One of those last to get a full bag from the day’s offering is Nicola Hunt, 52. She says she’s been coming here since the start of lockdown.

“We’re so blessed to have the team here,” she tells the ECHO, “if we didn't, people wouldn't eat - a lot of us would really go hungry, seriously.”

Nicola says she currently has three jobs and is still not always able to pay for everything. Heating her home is a growing challenge, but ensuring it isn’t impacted by damp is a battle that is becoming increasingly more difficult as temperatures plummet - especially as she and her teenage son suffer from asthma.

Nicola Hunt at Team Oasis (Liverpool Echo)

She added: “This is the hardest it's ever been. I've got a smart meter and I get anxiety from it. I can't look at it. I just can't have the heating on all of the time.

“All the fatcats are sitting there in multimillion pound houses. They aren't worrying about the heating. They need to know what's really going on behind the scenes.”

The final few people come through the door and pick up a handful of items from the table. Time is in short supply for those working full time through the worst of the cost of living crisis, but a matter of minutes can be the difference between a full cupboard and enough to eat.

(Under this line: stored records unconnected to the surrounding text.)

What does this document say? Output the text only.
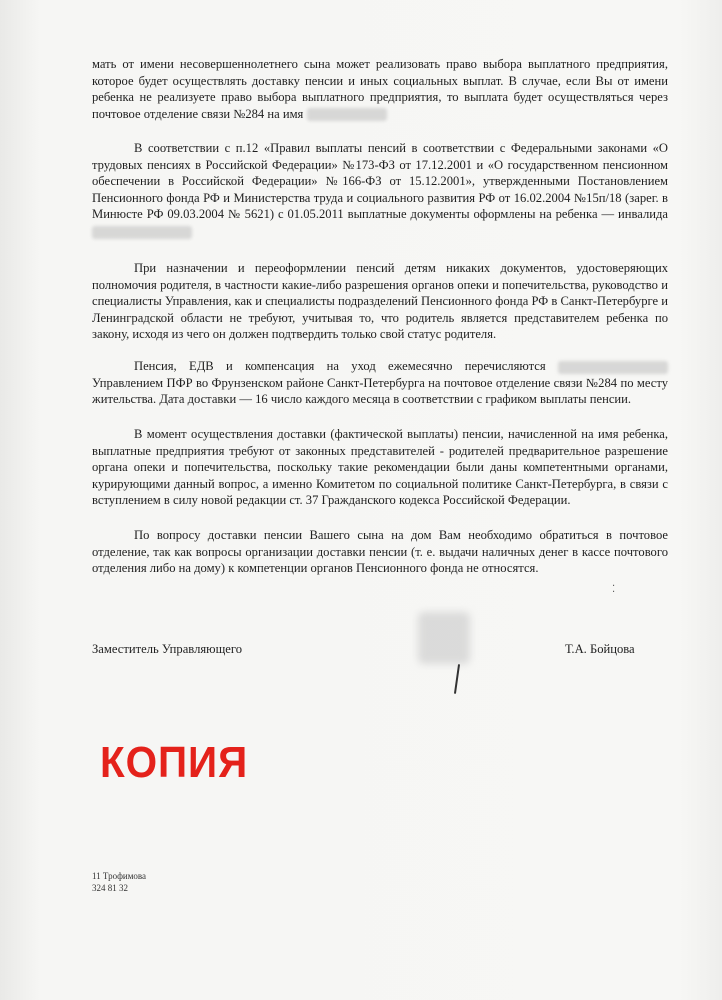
мать от имени несовершеннолетнего сына может реализовать право выбора выплатного предприятия, которое будет осуществлять доставку пенсии и иных социальных выплат. В случае, если Вы от имени ребенка не реализуете право выбора выплатного предприятия, то выплата будет осуществляться через почтовое отделение связи №284 на имя

В соответствии с п.12 «Правил выплаты пенсий в соответствии с Федеральными законами «О трудовых пенсиях в Российской Федерации» №173-ФЗ от 17.12.2001 и «О государственном пенсионном обеспечении в Российской Федерации» №166-ФЗ от 15.12.2001», утвержденными Постановлением Пенсионного фонда РФ и Министерства труда и социального развития РФ от 16.02.2004 №15п/18 (зарег. в Минюсте РФ 09.03.2004 № 5621) с 01.05.2011 выплатные документы оформлены на ребенка — инвалида

При назначении и переоформлении пенсий детям никаких документов, удостоверяющих полномочия родителя, в частности какие-либо разрешения органов опеки и попечительства, руководство и специалисты Управления, как и специалисты подразделений Пенсионного фонда РФ в Санкт-Петербурге и Ленинградской области не требуют, учитывая то, что родитель является представителем ребенка по закону, исходя из чего он должен подтвердить только свой статус родителя.

Пенсия, ЕДВ и компенсация на уход ежемесячно перечисляются  Управлением ПФР во Фрунзенском районе Санкт-Петербурга на почтовое отделение связи №284 по месту жительства. Дата доставки — 16 число каждого месяца в соответствии с графиком выплаты пенсии.

В момент осуществления доставки (фактической выплаты) пенсии, начисленной на имя ребенка, выплатные предприятия требуют от законных представителей - родителей предварительное разрешение органа опеки и попечительства, поскольку такие рекомендации были даны компетентными органами, курирующими данный вопрос, а именно Комитетом по социальной политике Санкт-Петербурга, в связи с вступлением в силу новой редакции ст. 37 Гражданского кодекса Российской Федерации.

По вопросу доставки пенсии Вашего сына на дом Вам необходимо обратиться в почтовое отделение, так как вопросы организации доставки пенсии (т. е. выдачи наличных денег в кассе почтового отделения либо на дому) к компетенции органов Пенсионного фонда не относятся.

⁚
Заместитель Управляющего	Т.А. Бойцова
КОПИЯ
11 Трофимова
324 81 32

Paul and the rest of the team set about their normal day, planning in the classes and clubs for the rest of the week, searching for funding here and there. A call could come in the afternoon from FareShare and the minibus will make its way through the south of the city once again, bringing essential items to the Dingle.

"I haven't got time to worry," says Paul about the efforts to help the local community and those most in need. “In the here and now, people are going to go hungry. I think people are going to die of cold. We've got to go out of our way.”